Le Conseil constitutionnel épingle l’ACPR pour «privation de propriété»
Après le Conseil d’Etat en 2012, c’est au tour du Conseil constitutionnel d’écorner les pouvoirs de l’Autorité de contrôle prudentiel et de résolution (ACPR). Par une décision rendue publique vendredi, les sages du Palais-Royal ont en effet jugé inconstitutionnel un passage d’un article du Code monétaire et financier, sur lequel l’ACPR s’était appuyée pour ordonner le transfert d’office du portefeuille de contrats de la Mutuelle des transports assurances (MTA).

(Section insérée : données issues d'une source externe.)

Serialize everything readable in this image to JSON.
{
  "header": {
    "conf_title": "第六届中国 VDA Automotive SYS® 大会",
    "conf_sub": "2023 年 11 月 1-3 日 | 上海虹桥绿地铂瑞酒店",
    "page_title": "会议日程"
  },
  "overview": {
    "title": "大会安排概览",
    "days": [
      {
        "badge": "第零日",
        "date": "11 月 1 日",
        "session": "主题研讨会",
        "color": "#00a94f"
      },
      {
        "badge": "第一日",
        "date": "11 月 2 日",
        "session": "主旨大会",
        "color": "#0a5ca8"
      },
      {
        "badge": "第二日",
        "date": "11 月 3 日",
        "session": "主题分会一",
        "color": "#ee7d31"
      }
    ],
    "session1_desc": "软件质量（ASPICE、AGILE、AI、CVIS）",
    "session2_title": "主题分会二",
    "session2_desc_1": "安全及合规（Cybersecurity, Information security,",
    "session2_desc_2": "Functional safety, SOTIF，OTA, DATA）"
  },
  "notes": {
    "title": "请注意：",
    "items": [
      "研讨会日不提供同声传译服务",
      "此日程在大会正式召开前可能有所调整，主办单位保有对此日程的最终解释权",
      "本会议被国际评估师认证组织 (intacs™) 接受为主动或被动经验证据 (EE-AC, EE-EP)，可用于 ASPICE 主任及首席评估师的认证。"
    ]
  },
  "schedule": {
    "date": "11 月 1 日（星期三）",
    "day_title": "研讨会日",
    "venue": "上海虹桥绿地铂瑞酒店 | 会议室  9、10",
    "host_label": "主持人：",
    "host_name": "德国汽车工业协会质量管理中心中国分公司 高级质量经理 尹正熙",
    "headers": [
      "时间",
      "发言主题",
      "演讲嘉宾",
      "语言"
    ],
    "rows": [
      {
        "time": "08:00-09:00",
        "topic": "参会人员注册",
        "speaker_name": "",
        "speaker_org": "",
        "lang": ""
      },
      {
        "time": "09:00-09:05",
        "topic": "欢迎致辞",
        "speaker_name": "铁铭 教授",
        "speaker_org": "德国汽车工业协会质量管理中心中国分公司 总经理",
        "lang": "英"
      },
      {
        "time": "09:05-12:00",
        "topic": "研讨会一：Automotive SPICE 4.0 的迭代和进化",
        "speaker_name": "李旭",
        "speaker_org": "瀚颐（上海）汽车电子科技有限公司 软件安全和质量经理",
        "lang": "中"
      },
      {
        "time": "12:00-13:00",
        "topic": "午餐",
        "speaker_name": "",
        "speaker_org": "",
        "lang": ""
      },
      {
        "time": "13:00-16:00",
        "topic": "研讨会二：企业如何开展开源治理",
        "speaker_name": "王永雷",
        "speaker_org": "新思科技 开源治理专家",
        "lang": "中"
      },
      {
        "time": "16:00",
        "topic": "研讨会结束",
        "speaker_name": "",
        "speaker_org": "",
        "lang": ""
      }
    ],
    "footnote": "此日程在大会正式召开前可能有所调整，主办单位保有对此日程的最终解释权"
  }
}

Le 10 juillet dernier, le superviseur avait décidé d’engager cette procédure en raison de l’insolvabilité de MTA. Une décision que la mutuelle avait contestée, en mettant en avant son plan de redressement, qui s’appuyait notamment sur l’Union des Mutuelles d’Assurances Monceau (UMAM). Saisi le 9 septembre, le Conseil d’Etat avait alors souligné que l’ACPR avait «commis une erreur de droit en estimant que l’obligation de constituer une marge de solvabilité prévue à l’article L. 334-1 du Code des assurances était applicable à la société requérante alors qu’elle s’apprêtait à conclure un traité d’adhésion avec l’UMAM». Le Conseil d’État avait accédé à la demande de la mutuelle en transmettant aux sages du Palais-Royal la question prioritaire de constitutionnalité (QPC) de MTA.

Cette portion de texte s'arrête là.